Il tatticismo è manipolazione, si disarciona la dialettica per sostituirla con il determinismo del materialismo dialettico, i margini del possibile sono cancellati a favore di un neopositivismo in cui costringere la vitalità storica. Nuovamente i soggetti diventano sudditi del potere, ogni partecipazione è negata in nome della teoria non solo indiscutibile, ma scientifica e pertanto la storia è predeterminata, ogni oppositore p inodore di follia, in quanto non intende l’inevitabile. Il passato ritorna ed il sogno sfuma, ogni corpo medio è sciolto, ogni discussione è oggetto di sospetto ed indagine. Il tatticismo burocratico ed economicistico toglie alla Rivoluzione l’anima per renderla struttura di potere in competizione con le democrazie manipolatrici:

 

«Per Stalin invece l’ideologia viene “liquidata” e basta, cioè è semplicemente oggetto di una dinamica sociale: per l’appunto la manipolazione staliniana.
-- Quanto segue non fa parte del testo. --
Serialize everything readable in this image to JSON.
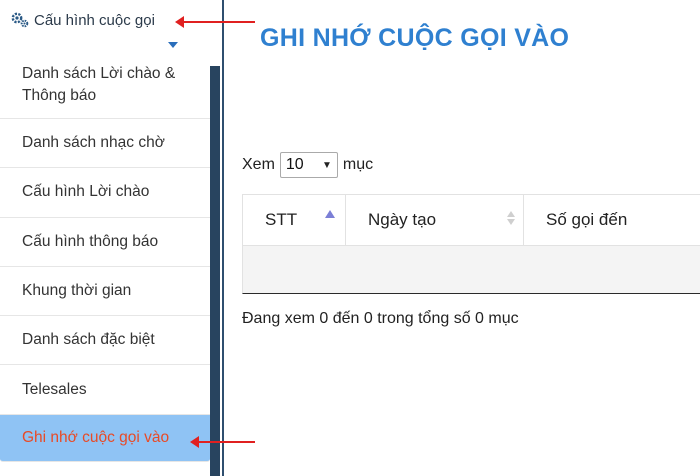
{
  "sidebar": {
    "header_label": "Cấu hình cuộc gọi",
    "items": [
      {
        "label": "Danh sách Lời chào & Thông báo"
      },
      {
        "label": "Danh sách nhạc chờ"
      },
      {
        "label": "Cấu hình Lời chào"
      },
      {
        "label": "Cấu hình thông báo"
      },
      {
        "label": "Khung thời gian"
      },
      {
        "label": "Danh sách đặc biệt"
      },
      {
        "label": "Telesales"
      },
      {
        "label": "Ghi nhớ cuộc gọi vào"
      }
    ]
  },
  "main": {
    "title": "GHI NHỚ CUỘC GỌI VÀO",
    "length": {
      "prefix": "Xem",
      "value": "10",
      "suffix": "mục"
    },
    "table": {
      "columns": [
        "STT",
        "Ngày tạo",
        "Số gọi đến"
      ]
    },
    "info": "Đang xem 0 đến 0 trong tổng số 0 mục"
  },
  "icons": {
    "header_icon": "gear-icon",
    "expand_icon": "chevron-down-icon"
  },
  "colors": {
    "title": "#2f80d0",
    "active_bg": "#8fc3f4",
    "active_text": "#e84a26",
    "annotation_arrow": "#e02020",
    "sidebar_scrollbar": "#28445f"
  }
}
La spinta intrinseca alla manipolazione ci si rileva nella maniera più evidente davanti alla questione vitale dello smantellamento staliniano della struttura consiliare dello Stato socialista In precedenza abbiamo tentato di mettere in luce come un connotato fortemente innovativo del sistema consiliare fosse proprio il superamento sociale dell’idealismo del citoyen, caratteristico della società borghese. Il cittadino attivizzato secondo l’essenza del socialismo dalla pratica burocratica dei problemi generali della società non doveva più essere una entità “ideale” separata dall’uomo reale (l’homme delle costituzioni democratiche), alla quale entità corrispondeva nella vita quotidiana, come sua fondazione, l’uomo materiale, egoista, della società civile, ma al contrario doveva essere un uomo teso a realizzare materialmente, fattualmente, in cooperazione collettiva con i suoi consimili la propria socialità nella vita quotidiana, dalle immediate questioni quotidiane agli affari di Stato. […] La soluzione tattica dei problemi del tempo fu lo smantellamento radicale, burocratico, di ogni propensione che potesse trasformarsi in atto preparatorio di una democrazia socialista. Il sistema dei Consigli cessò in pratica di esistere».[7]

 

Sistemi a confronto
Lukács trova nel regime sovietico e nel “capitalismo democratico” la stessa verità, ovvero la manipolazione. Con Levinas potremmo utilizzare l’espressione il y ala libertà è l’armonia dialettica tra soggetto e comunità; nei totalitarismi – riconosciuti e non –, il popolo diventa massa, un corpo indifferenziato pronto ad essere utilizzato per fini eteronomi. La denuncia del pensatore ungherese è ad ampio orizzonte. La storia dell’Unione Sovietica serve per leggere la storia del sistema che si dichiara democratico, ma che in realtà nasconde tra le sue pieghe problemi e limiti simili, ma espressi con mezzi tecnici e ideologici differenti. Pertanto la semplice contrapposizione, ha permesso la sopravvivenza dei due sistemi, e non di rielaborare criticamente il superamento dialettico di entrambi. Perché si possano riallacciare i sentieri interrotti della democrazia sostanziale e socialista, è necessario rileggere il pensiero marxiano e riattivare la categoria della prassi e della logica della modalità, le quali introducono nella storia la libertà, il possibile decisionale storico contro le forme di positivismo che naturalizzano il capitalismo ed in passato sono servite per congelare la storia dei paesi comunisti.

 

Prassi e libertà
La filosofia della prassi è già politica, in quanto la consapevolezza che la storia non segue le leggi naturali, ma è lo spazio ed il tempo in cui gli esseri umani decidono responsabilmente e rispondono dei loro errori, libera dai ceppi ideologici del positivismo. Bisogna rimettere al centro la libertà, la qualità della libertà contro il liberticidio dell’edonismo tecnocratico; libertà è relazione tra teoria e prassi senza la quale l’essere umano non è che un suddito dei poteri trascendenti, a cui deve obbedire negando la sua essenza (Gattungswessen).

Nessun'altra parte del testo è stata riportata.